THIS whole week I’ve been hearing and writing about angry responses from sections of the legal profession to the government’s proposed Legal Practice Bill.
So it was something of a surprise when, on Tuesday, I was approached by organisations representing SA’s community advice offices and the paralegals working with them. They wanted to discuss their submissions to Parliament on the bill – the essence of which is that they are distressed to have been left out of its ambit.
Advocates and attorneys are in the midst of earnest debate about whether the bill is a good thing: whether it infringes on the independence of the legal profession, gives the minister of justice and constitutional development too much power and is secretly aimed at crushing the Bar as we know it.
During a debate last week organised by the Constitutional Court Clerks’ Alumni Association, two prominent advocates, briefed to argue opposing positions for the purposes of the debate, differed on this question. Referring to the proposed new council that would run the profession, Roger Owen SC argued that representatives chosen by the profession would have most seats, with ministerial influence kept to a minimum.
David Unterhalter SC, on the other hand, said the minister could exert undue influence on the council through his appointees.
The proposed scheme put the independence of the legal profession – and ultimately judicial independence – at risk, he stated.
Referring to those institutions widely regarded as under threat, he said: “We are not doing well at maintaining independence.”
Both also addressed the problem of wider access to justice for people unable to afford fees charged by most members of the profession, but debate was largely focused on fee caps and compulsory pro bono work.
This is where the paralegals believe they come in, providing a crucial service that no one else offers.

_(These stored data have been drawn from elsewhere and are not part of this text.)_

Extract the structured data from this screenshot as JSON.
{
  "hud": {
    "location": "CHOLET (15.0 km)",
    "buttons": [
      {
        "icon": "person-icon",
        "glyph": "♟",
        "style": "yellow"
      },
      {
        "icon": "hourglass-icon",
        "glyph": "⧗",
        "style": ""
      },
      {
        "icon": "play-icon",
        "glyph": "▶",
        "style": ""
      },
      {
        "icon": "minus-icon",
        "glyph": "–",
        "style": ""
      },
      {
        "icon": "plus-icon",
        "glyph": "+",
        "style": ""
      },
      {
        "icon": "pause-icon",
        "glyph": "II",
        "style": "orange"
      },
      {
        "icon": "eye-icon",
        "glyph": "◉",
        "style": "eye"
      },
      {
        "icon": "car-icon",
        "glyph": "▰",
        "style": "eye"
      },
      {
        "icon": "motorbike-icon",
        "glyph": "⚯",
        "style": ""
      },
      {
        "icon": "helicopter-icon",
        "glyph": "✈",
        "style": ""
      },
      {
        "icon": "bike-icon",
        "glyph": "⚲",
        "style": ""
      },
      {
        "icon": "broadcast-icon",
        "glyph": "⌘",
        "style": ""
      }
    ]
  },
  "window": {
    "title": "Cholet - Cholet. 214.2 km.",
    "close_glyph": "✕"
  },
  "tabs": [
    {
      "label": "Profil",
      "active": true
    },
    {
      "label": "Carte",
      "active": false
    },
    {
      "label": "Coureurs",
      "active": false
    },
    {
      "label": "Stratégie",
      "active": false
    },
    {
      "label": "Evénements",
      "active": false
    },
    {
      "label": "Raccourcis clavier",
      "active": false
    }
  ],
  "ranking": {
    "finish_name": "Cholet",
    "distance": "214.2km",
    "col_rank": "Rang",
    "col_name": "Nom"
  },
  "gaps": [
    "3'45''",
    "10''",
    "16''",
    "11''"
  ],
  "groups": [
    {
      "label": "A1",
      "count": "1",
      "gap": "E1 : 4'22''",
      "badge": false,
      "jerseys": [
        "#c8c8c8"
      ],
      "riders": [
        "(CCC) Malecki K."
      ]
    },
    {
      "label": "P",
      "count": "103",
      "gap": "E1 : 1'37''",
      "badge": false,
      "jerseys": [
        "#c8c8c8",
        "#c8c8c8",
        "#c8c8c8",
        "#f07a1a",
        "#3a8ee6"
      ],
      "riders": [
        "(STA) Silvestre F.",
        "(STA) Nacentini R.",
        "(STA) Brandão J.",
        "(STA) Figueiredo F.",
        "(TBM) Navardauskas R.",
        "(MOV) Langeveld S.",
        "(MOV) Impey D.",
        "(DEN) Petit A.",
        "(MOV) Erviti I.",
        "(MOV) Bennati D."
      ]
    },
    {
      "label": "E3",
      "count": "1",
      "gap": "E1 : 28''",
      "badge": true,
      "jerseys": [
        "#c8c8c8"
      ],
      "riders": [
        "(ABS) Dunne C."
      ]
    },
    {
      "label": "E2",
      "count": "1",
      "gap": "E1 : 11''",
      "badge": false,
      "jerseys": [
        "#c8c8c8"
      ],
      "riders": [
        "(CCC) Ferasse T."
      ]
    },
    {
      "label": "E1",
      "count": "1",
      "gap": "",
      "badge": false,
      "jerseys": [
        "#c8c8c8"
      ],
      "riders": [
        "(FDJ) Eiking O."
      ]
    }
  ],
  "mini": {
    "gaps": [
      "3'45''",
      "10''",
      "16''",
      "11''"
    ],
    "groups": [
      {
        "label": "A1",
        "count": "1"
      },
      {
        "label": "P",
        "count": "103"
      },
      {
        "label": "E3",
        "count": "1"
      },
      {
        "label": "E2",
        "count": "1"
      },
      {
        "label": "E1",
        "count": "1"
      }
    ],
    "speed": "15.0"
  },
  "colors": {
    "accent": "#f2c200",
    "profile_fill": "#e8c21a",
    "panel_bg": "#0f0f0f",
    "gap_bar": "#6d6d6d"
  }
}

They form a wide network and already offer free basic legal help in many of the poorest communities, even in remote areas.
In their submissions on the bill they say it is logical for them to be included in any scheme aimed at achieving broad legal access and that they should be properly funded by the state.
According to Seth Mnguni, spokesman for the national task team on community-based paralegals, they operate in all nine provinces and are forming a national structure.
Mnguni told me that after promising discussions with former ministers of justice on earlier versions of the bill, his organisation was surprised to find that paralegals had been left out of the latest draft. Their submissions – due to be handed in tomorrow, the deadline for comments on the bill – aim to persuade the drafters to include them after all.
Mnguni said their vision was of a national paralegal committee whose representatives would sit with representatives of other branches of the legal profession on the council to be established under the draft legislation.
In their submissions, Mnguni’s grouping say that, given the central role paralegals play in “enhancing access to justice for the poor and vulnerable”, it should surely be a matter of wide concern that they have not yet been recognised as practitioners.
They say they are no threat to the established legal profession: they often work closely with attorneys, referring “carefully screened and potentially successful matters” to them for litigation to be handled on a contingency basis. And in any case, their clients were generally so poor that they would not be able to afford the fees charged by attorneys.
One of the criticisms I often hear concerning the bill is this:|it proclaims to have, as one of its purposes, improvement of access to justice, but nowhere in the text is there any clear indication of how this promise will be met. The paralegals, picking up on this contradiction, have an answer.
In their submissions they recall that the minister of justice described the bill as “a landmark in improving access to justice for poor communities”. And they comment: “It is difficult to comprehend how this might be possible without the continued services of the community advice offices and the community-based paralegals who work for them.”
In other words, if the minister wants to make his boast on this issue a reality, he must provide a proper place within the scheme he devises for the people delivering legal advice to those reached by no one else.
Take a look at their submissions: the reasoning is hard to fault.